Certes, le dessin de Didier Conrad n’a pas le souffle qu’avait celui d’Uderzo, et je le trouve même souvent tristounet à cause d’un incontestable manque de décors, eux qui aéraient naturellement, sans artifice, chaque planche. Mais les personnages, eux, restent fidèles (cette fois) à ce qu’ils étaient avec Uderzo.

La vraie bonne surprise vient du scénario. Même si, reconnaissons-le, il s’essouffle et se vide quelque peu de sa consistance initiale… Fabcaro, auteur très prolifique depuis le début de notre vingt-et-unième siècle, n’a pas toujours fait dans la dentelle, mais a toujours privilégié l’humour… Entre autre, l’humour bobo et simpliste avec des albums dans lesquels chaque planche voit un unique dessin se répéter, tandis que le texte, lui, change… De la bd à l’envers qui a vu pas mal de critiques s’extasier… Mais selon un système dont je trouve qu’il tourne très très très rapidement en rond… Et à une forme de paresse graphique!

On peut dire de Fabcaro qu’il est étonnant de le voir aux commandes d’un album classique d’un grand classique de la bd !

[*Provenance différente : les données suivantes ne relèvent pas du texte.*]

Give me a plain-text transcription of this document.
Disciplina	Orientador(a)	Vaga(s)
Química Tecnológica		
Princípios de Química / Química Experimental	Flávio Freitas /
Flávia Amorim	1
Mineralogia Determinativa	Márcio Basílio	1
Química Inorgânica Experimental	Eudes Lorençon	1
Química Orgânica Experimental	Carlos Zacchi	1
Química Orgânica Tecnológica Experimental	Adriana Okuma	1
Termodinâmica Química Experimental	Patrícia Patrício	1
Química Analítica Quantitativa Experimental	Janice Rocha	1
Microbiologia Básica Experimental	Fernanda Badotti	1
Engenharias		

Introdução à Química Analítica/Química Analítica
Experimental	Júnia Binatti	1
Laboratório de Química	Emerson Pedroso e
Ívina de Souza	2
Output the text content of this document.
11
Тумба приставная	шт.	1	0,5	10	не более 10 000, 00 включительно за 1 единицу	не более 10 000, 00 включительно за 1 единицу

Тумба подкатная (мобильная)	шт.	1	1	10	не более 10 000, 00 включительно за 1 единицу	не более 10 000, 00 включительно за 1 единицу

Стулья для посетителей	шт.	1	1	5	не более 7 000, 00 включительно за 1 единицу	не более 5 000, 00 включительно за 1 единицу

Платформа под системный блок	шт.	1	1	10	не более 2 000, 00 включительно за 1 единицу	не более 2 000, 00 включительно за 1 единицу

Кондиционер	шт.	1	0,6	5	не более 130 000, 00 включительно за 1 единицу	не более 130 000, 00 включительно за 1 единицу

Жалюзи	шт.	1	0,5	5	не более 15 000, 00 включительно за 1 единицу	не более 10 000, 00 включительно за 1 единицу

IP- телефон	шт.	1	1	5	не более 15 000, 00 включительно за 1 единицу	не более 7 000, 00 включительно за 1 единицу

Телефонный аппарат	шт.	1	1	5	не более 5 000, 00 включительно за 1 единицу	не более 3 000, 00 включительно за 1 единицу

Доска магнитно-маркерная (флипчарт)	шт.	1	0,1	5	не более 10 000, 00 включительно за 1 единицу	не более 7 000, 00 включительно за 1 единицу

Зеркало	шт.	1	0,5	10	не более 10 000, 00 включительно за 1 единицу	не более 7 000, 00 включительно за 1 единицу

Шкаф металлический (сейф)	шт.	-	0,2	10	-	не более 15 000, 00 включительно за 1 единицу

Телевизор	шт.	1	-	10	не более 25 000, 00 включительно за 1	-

En fait, Fabcaro a le sens de l’humour… Et sans doute aime-t-il aussi les défis… Il a donc relevé le gant et nous a concocté un Astérix qui renoue, d’une part, avec la critique acerbe de notre société, et, d’autre part, avec l’humour des mots, cet humour qui était, avec la tendresse, la marque de fabrique de Goscinny.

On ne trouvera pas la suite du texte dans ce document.